A group including the Center for Constitutional Rights, Atchafalaya Basinkeeper and a Loyola University law professor, Bill Quigley, are suing Energy Transfer Partners, which is building the the Bayou Bridge Pipeline, on behalf of the landowners.
The group alleges that the eminent domain law for Louisiana does not constitutionally allow for a pipeline company to take action in seizing land without direct permission from a government agency; most states have requirements for these companies which don't allow eminent domain to take place without a permit from the public service commission.
Peter Vujin, a Miami-based attorney, recently spoke with the Louisiana Record about the situation and why the constitution is, in his opinion, being violated by the pipeline company.
"The intent to skirt the statute is obvious: the gas company never spoke to the landowners and therefore did not follow the law and did not fulfill a condition precedent – to attempt to settle with the landowners. ... The gas company just acted like a governmental entity and seized the lands," Vujin said.
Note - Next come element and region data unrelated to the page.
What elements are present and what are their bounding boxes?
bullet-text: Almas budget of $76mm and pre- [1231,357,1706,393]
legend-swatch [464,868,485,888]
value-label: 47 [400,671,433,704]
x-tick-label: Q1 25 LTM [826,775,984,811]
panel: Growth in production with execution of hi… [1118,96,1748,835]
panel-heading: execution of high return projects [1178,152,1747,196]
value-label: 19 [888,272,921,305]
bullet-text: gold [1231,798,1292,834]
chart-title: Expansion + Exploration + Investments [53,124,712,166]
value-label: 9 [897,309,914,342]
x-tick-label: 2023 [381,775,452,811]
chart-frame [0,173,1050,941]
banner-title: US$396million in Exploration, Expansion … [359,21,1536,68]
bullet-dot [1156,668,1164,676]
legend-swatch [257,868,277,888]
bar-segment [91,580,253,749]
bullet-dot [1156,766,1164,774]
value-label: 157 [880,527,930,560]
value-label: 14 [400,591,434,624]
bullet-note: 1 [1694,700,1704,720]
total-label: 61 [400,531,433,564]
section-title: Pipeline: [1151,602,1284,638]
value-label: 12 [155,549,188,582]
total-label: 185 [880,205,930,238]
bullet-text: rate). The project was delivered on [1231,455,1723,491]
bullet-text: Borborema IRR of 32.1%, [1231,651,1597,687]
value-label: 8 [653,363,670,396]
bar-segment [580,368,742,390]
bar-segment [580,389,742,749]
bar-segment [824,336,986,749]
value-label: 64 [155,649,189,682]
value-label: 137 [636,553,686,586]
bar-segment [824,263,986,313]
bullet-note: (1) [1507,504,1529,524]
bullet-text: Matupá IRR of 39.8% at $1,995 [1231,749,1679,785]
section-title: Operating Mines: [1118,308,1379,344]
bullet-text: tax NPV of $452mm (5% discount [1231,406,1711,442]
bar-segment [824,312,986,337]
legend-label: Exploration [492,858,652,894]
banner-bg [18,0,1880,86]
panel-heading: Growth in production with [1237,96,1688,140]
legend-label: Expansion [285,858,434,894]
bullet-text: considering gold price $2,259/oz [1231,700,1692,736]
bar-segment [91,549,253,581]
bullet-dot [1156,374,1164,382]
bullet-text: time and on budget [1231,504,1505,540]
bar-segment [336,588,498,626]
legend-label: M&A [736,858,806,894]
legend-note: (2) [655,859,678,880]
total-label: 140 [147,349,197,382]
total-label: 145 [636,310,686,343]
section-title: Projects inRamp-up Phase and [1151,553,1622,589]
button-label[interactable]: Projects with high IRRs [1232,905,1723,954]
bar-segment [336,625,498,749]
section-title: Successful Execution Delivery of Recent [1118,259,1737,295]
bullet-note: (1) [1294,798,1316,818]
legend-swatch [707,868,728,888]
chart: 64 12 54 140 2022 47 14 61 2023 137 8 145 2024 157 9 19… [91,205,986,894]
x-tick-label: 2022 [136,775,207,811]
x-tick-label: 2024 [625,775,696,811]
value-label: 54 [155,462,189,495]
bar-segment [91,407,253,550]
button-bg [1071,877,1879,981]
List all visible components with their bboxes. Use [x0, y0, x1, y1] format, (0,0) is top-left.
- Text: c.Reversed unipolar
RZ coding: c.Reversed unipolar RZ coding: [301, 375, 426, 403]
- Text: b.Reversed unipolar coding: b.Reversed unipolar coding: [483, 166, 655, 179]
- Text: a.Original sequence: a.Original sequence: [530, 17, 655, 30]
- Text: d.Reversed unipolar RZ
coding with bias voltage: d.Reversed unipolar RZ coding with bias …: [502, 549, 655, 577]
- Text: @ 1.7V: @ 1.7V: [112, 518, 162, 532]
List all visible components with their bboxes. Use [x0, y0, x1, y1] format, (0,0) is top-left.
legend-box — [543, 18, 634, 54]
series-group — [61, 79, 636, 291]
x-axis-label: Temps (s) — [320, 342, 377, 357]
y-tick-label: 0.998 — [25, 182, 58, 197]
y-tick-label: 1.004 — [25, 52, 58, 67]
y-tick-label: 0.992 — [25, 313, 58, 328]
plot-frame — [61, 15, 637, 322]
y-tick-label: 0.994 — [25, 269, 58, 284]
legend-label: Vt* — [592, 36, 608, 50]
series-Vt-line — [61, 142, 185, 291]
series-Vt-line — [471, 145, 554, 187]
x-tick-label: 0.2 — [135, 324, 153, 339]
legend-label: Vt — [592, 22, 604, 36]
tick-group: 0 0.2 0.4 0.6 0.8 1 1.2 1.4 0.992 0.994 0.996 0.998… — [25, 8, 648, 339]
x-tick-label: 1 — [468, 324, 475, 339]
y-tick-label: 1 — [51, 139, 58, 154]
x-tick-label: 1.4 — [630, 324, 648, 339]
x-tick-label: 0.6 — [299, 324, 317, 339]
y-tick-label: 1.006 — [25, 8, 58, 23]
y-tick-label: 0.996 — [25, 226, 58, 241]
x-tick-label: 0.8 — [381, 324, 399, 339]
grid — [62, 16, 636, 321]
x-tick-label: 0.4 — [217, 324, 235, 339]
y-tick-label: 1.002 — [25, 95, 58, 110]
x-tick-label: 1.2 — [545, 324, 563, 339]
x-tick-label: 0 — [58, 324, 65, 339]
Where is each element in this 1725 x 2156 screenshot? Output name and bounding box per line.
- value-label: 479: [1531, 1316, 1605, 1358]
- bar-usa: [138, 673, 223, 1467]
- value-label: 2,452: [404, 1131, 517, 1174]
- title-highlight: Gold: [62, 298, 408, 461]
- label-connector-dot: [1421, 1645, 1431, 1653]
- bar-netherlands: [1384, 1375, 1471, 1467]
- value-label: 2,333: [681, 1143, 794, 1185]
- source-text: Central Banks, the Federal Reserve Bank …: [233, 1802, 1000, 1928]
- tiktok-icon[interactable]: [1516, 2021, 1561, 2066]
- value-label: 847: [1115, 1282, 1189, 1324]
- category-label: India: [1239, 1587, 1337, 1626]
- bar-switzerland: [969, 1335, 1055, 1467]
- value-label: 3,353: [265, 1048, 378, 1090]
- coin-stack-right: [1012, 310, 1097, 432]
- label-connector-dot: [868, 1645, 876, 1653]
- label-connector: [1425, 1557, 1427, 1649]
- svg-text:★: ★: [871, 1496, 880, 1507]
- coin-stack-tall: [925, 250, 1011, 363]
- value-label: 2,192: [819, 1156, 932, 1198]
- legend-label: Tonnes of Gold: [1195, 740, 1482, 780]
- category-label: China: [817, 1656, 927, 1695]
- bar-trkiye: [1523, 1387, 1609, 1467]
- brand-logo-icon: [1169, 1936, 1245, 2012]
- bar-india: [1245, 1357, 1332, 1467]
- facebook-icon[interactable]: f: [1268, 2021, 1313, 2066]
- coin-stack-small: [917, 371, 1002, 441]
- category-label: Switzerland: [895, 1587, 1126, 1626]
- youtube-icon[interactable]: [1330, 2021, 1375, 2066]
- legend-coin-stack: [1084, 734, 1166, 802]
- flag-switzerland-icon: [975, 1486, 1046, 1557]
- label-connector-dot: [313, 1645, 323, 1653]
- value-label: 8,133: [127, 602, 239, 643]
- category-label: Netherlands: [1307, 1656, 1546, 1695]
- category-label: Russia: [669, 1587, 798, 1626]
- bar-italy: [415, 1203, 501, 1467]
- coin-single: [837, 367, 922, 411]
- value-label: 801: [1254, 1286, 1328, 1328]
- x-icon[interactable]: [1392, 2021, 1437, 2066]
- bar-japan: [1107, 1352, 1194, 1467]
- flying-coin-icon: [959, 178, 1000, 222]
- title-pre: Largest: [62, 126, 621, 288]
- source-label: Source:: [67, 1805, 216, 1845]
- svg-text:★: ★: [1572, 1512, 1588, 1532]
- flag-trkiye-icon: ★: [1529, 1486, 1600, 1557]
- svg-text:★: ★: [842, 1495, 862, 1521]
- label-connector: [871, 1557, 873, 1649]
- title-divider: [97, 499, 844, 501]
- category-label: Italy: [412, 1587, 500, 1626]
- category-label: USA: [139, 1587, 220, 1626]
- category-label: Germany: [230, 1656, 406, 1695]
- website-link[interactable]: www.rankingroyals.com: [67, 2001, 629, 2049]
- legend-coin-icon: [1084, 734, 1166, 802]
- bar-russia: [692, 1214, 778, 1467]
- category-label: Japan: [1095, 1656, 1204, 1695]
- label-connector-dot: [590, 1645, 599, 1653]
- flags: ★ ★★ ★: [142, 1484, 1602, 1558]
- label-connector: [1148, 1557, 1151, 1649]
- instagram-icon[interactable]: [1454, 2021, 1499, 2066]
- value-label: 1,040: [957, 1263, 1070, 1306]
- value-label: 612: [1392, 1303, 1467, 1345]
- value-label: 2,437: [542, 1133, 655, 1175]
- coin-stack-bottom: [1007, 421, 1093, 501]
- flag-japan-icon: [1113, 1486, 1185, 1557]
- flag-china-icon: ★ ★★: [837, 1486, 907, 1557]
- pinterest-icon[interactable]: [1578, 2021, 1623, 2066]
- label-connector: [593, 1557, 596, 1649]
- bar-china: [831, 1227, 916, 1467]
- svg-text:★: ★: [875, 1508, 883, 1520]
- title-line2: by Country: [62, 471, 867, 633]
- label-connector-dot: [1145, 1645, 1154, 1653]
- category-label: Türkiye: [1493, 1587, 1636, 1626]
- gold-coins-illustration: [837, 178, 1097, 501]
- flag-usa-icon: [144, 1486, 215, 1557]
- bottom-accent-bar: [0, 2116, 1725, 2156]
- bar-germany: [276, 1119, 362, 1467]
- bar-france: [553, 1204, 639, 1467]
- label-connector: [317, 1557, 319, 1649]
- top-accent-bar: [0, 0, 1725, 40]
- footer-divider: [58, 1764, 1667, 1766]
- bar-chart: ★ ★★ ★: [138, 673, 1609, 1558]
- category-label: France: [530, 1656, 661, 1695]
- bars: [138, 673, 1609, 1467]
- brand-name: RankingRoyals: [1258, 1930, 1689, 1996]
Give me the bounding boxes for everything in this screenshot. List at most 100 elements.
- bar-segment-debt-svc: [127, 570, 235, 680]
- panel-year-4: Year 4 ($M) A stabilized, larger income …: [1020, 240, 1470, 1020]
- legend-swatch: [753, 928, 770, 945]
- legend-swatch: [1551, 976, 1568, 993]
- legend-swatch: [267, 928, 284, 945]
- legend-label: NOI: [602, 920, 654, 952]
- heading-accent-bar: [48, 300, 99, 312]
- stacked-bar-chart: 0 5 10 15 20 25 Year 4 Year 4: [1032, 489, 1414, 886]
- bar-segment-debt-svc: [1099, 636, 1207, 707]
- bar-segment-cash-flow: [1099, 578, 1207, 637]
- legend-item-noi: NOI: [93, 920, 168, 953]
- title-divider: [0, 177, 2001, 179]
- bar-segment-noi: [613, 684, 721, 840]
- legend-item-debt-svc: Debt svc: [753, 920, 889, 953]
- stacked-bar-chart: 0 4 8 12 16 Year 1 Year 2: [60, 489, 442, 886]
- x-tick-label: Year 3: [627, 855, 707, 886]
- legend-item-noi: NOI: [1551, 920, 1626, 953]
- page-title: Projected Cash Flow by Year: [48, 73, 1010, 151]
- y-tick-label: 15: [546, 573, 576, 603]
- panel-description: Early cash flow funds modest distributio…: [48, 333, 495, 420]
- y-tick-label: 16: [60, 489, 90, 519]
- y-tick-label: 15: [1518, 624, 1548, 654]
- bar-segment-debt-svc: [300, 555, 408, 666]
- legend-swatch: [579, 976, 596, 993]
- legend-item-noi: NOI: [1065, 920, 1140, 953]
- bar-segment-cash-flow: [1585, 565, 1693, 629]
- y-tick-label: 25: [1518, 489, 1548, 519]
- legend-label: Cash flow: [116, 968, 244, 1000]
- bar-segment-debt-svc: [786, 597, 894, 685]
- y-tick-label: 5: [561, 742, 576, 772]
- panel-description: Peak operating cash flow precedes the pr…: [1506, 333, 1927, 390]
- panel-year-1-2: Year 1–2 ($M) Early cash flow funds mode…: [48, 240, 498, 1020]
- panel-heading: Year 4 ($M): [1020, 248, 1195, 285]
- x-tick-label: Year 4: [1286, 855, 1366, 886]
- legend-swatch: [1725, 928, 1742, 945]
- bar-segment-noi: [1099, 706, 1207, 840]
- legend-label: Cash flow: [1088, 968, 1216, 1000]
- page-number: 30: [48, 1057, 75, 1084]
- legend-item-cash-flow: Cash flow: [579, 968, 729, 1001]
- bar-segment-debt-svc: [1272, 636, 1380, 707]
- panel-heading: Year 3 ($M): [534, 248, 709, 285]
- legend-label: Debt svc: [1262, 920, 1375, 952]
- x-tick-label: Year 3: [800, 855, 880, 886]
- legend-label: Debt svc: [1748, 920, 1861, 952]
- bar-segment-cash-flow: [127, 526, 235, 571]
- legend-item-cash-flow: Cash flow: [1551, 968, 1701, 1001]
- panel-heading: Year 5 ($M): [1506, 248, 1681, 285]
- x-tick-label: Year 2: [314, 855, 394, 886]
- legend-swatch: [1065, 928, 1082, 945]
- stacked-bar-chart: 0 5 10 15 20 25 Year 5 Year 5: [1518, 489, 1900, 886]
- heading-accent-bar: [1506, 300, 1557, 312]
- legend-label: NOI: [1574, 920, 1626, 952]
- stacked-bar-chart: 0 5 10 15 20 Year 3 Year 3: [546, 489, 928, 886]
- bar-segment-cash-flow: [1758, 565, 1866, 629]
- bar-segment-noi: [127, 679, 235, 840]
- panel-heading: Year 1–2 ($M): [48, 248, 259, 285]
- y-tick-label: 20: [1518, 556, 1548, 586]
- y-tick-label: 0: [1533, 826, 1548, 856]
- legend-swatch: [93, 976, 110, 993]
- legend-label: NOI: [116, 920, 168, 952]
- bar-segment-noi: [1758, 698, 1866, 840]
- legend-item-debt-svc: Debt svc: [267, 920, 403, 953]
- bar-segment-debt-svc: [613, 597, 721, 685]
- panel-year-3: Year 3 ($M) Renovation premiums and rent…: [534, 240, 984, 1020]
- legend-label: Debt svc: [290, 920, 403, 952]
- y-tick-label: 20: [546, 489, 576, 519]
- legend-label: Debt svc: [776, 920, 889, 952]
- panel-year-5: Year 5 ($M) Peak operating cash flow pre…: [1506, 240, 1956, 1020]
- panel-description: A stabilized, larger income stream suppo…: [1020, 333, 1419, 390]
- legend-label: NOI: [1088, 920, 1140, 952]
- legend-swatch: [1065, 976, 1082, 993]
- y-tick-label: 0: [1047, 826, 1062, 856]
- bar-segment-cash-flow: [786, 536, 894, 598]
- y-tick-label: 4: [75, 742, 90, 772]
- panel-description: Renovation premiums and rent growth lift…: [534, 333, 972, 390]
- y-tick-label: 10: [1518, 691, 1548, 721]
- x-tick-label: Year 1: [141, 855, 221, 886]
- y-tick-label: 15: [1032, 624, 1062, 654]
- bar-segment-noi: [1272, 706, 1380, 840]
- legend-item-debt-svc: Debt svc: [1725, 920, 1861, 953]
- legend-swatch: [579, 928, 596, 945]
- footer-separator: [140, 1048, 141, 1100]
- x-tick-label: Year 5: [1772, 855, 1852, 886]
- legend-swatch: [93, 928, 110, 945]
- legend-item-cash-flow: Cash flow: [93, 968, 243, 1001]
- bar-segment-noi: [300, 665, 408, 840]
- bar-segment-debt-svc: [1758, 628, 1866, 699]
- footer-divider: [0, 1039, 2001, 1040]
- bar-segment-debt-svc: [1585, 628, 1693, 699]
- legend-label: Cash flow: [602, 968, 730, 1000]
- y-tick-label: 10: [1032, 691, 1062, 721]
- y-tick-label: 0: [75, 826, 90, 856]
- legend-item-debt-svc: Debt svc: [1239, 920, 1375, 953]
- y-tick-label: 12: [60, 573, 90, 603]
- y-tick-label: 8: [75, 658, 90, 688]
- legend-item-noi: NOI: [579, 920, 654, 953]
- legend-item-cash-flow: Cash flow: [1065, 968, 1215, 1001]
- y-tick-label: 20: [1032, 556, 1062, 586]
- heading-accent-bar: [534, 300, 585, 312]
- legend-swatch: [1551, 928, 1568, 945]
According to Vujin, the landowners have been put in a very difficult decision, as they have now have had to seek out legal representation just to maintain what is already theirs.
"Luckily they were able to find pro-bono attorneys due to the constitutional enormity of this case and battle this in court for an unknown period of time just to receive what the constitution already gives them, that is, just compensation," Vujin said.
Vujin said that this is, in his opinion, another assault by large multinational corporations on the constitution.
"The original owners must be compensated, and the gas company should be penalized for its failure to follow the statutes," Vujin said.